While the market for options in sterling exchange rates has almost entirely seized up, there are still ways to trade the UK referendum if one is willing to trade the vote indirectly through currency pairs likely correlated with the direction of the June 23 ballot.
The market conditions for trading sterling options over the June 23 referendum was at least somewhat orderly as recently as a few weeks ago, when polls seemed to consistently show a relatively wide margin of victory for the Stay vote.
Since then, however, a number of polls have shown a far higher risk that the UK will vote to Leave, the market has more or less seized up for sterling options, making it prohibitively expensive to trade sterling through options at this point.
We must underline that traders’ underlying assumption should be that trading spot directly is too dangerous to merit consideration over the referendum.
Perhaps most traders will want to remain sidelined until the referendum results are in and then look to fade the reaction (or possible over-reaction) depending on the vote. Regardless of the result, even if the market is moving very quickly, liquidity should return quickly and option implied volatility will be crushed back lower in the space of a few days and settle further over the next month.
Consider the traumatic experience of the Swiss franc revaluation in January of 2015 – an event that was very different as it was not anticipated by the market at the time and generated the largest move in modern market history for a single trading day.
The hills were alive with the sound of stops being hit. Photo: iStock
The one-week volatility at the time spiked to about 40% in the immediate wake of the event (likely similar to where GBPUSD one-week volatility will be when the referendum is a week away), but then faded to below 25% within a week of the spike and below half of that (12.5%) some two weeks later.
For perspective, EURUSD one-week volatility often shoots well above that 12.5% level ahead of European Central Bank meetings.

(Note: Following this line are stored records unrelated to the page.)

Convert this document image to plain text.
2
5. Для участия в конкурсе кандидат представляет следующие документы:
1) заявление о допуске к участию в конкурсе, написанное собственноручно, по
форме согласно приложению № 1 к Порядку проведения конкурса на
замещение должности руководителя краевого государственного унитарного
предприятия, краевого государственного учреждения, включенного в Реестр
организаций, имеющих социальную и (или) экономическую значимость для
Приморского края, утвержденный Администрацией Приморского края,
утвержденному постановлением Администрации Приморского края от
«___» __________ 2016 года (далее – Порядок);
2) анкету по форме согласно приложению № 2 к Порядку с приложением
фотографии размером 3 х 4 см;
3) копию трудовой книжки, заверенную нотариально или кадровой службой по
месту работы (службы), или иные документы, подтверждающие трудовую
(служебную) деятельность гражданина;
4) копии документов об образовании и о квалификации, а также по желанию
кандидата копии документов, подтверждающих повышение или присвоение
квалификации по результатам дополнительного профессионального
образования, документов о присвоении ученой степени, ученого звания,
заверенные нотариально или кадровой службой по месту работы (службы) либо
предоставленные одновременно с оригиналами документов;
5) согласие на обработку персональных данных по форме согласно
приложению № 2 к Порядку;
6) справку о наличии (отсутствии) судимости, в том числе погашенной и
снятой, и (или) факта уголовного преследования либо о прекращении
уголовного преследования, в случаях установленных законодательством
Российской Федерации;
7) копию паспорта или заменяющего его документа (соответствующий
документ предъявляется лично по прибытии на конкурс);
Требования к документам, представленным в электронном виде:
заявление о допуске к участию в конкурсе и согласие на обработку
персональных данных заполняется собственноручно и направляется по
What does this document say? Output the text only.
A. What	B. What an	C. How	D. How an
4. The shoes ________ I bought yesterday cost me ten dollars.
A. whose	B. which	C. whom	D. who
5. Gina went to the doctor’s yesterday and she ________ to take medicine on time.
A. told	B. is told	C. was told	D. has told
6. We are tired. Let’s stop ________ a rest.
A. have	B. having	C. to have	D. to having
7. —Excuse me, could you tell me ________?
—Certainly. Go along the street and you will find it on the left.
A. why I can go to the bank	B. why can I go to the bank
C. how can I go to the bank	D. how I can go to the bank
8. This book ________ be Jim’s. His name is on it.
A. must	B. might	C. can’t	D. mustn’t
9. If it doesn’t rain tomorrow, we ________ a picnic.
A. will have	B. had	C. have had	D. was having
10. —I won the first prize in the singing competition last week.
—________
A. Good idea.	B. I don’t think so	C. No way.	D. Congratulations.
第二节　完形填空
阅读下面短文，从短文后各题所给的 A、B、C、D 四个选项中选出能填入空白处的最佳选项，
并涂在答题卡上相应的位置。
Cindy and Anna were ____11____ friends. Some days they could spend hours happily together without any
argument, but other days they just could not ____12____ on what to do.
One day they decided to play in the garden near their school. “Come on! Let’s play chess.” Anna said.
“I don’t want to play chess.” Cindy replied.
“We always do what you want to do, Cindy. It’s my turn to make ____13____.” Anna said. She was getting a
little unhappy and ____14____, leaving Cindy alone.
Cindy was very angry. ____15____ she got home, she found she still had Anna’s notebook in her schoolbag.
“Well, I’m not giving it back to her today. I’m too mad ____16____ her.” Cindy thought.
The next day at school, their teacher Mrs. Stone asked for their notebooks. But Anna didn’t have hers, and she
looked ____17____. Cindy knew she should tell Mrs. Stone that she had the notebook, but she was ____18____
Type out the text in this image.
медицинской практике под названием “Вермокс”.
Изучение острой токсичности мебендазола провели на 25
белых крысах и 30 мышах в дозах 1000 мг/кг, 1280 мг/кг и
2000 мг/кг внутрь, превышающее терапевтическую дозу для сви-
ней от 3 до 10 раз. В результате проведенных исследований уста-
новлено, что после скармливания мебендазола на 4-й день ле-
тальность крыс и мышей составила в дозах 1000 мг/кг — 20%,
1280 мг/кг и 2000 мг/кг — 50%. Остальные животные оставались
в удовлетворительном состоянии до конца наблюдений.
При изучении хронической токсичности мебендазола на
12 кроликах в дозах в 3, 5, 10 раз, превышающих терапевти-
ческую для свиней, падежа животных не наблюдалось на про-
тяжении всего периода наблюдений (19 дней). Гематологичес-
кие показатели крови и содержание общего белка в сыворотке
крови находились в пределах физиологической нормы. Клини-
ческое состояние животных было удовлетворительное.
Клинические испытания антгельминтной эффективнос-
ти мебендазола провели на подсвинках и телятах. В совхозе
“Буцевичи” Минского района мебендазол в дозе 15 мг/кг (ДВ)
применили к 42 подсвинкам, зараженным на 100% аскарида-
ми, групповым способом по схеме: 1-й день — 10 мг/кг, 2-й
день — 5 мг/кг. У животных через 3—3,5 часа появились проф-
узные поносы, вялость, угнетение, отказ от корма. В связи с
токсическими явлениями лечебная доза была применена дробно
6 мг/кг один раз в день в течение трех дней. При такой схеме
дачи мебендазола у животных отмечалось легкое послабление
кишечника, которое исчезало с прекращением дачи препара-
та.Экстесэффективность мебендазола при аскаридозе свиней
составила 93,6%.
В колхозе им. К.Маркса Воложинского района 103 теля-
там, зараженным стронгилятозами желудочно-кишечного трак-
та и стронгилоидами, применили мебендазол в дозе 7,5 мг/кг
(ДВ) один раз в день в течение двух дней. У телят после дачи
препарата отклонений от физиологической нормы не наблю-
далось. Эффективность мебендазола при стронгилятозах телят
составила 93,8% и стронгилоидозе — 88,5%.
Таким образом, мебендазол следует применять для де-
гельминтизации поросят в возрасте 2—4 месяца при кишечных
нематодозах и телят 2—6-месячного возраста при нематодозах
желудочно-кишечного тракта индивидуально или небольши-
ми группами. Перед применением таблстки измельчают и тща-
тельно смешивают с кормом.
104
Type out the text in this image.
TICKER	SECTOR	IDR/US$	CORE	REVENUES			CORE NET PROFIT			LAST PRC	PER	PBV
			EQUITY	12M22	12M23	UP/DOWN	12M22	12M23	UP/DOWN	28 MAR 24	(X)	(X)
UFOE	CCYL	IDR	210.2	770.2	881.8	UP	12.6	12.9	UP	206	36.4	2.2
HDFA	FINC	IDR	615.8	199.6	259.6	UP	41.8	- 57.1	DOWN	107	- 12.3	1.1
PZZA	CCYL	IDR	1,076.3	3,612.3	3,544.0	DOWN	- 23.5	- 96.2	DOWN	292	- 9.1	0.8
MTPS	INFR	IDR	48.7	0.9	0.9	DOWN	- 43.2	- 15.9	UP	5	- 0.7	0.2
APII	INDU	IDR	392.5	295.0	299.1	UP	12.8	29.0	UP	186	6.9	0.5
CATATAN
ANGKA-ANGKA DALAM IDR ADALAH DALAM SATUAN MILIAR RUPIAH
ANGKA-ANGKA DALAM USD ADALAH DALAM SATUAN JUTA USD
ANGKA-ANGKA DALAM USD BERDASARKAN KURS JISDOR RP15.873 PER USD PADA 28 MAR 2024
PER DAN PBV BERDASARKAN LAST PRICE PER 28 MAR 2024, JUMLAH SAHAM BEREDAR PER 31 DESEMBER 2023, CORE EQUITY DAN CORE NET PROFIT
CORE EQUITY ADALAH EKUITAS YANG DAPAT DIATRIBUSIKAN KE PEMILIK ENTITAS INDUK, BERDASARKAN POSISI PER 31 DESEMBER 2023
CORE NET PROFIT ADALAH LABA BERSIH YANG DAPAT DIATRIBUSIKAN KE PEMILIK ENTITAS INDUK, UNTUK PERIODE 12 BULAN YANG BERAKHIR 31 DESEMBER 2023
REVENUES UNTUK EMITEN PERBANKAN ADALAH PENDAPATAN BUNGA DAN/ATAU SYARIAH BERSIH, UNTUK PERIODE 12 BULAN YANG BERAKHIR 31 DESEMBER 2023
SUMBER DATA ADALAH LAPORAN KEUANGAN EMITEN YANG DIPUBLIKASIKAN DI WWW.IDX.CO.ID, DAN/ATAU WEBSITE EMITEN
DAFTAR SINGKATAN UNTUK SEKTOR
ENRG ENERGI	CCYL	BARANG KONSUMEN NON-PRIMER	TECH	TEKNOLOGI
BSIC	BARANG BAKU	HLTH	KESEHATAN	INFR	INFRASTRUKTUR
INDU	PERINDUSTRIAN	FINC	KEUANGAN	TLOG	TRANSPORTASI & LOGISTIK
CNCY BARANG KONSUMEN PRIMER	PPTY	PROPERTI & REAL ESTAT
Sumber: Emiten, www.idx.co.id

So what to do for those who would still would like to have a position that trades the impact of the UK referendum vote? One way is by trading cross-hedges, or looking for currency pairs that are likely to prove highly correlated with the direction in sterling pairs (key currency pairs are shown in the table below).
We especially single out CHF and JPY pairs as having shown the most contagion from GBP movements in more recent market action as the Brexit fears have been aggravated by recent polling. This significant correlation should mean that a move either way in GBP pairs will likely be echoed, if with lower beta, in these pairs.
Major GBP pairs and correlations with other major pairs
This table shows a 15-day and 40-day correlations matrix (for hourly data through Monday mid-day) for GBP pairs and other major safe haven-linked pairs and EURUSD. Note the stronger positive correlations for the more recent data in EURJPY to all GBP pairs and likewise for EURCHF and even USDJPY as the JPY is heavily bid on Brexit fears.
Source: Saxo Bank
One side note: EURUSD correlations haven’t budged much for the more recent 15-day data, some of which could be due to the weak US payrolls results distracting the market. It wouldn’t make much sense, however, in a Brexit scenario to see a weaker euro against the JPY and CHF but a rallying euro versus the US dollar.
The EURUSD data, then, may be misleading for the post-vote action (i.e. we suspect GBPUSD and EURUSD to be positively correlated regardless of the result).
For traders, it is consequently possible to construct trades using instruments like EURJPY, EURCHF and even USDJPY that are likely to correlate highly with the direction in GBP crosses over the Brexit vote. Options volatilities are still quite expensive for these pairs, but spreads are lower and pricing more palatable for those who are late to hedging the UK referendum outcome.
Traders looking to avoid the worst of the Brexit volatility may consider
looking towards Japan and the yen crosses. Photo: iStock
For example, for those who believe a Stay/Bremain vote leads to an enormous relief rally in GBP and selloff in CHF and JPY:
- On June 14, a 1 July expiry EURCHF 1.0950 call (spot ref. 1.0845) costs about 69 pips
- On June 14, a 1 July expiry EURJPY 122.00 call (spot ref. 119.35) costs about 120 pips
Alternatively, and more expensively because this is where the market is looking to buy protection ahead of the referendum, a Brexit vote leading to an enormous GBP selloff could lead to EURJPY, USDJPY and EURCHF spiking lower in sympathy if the correlations hold.
It is likely the negativity rubs off on EURUSD as well due to the feared implications for the Eurozone, so examples of options strategies for the Brexit scenario are:
- On June 14, a1 Jul expiry 1.0750 EURCHF put (spot ref. 1.0750) costs about 87 pips
- On June 14, a 1 Jul expiry 117.50 EURJPY put (spot ref. 119.20) costs about 168 pips
- On June 14, a 1 Jul expiry 1.11 EURUSD put (spot ref 1.1255) costs about 98 pips
Important note: only traders with a comprehensive knowledge of options should consider trading them.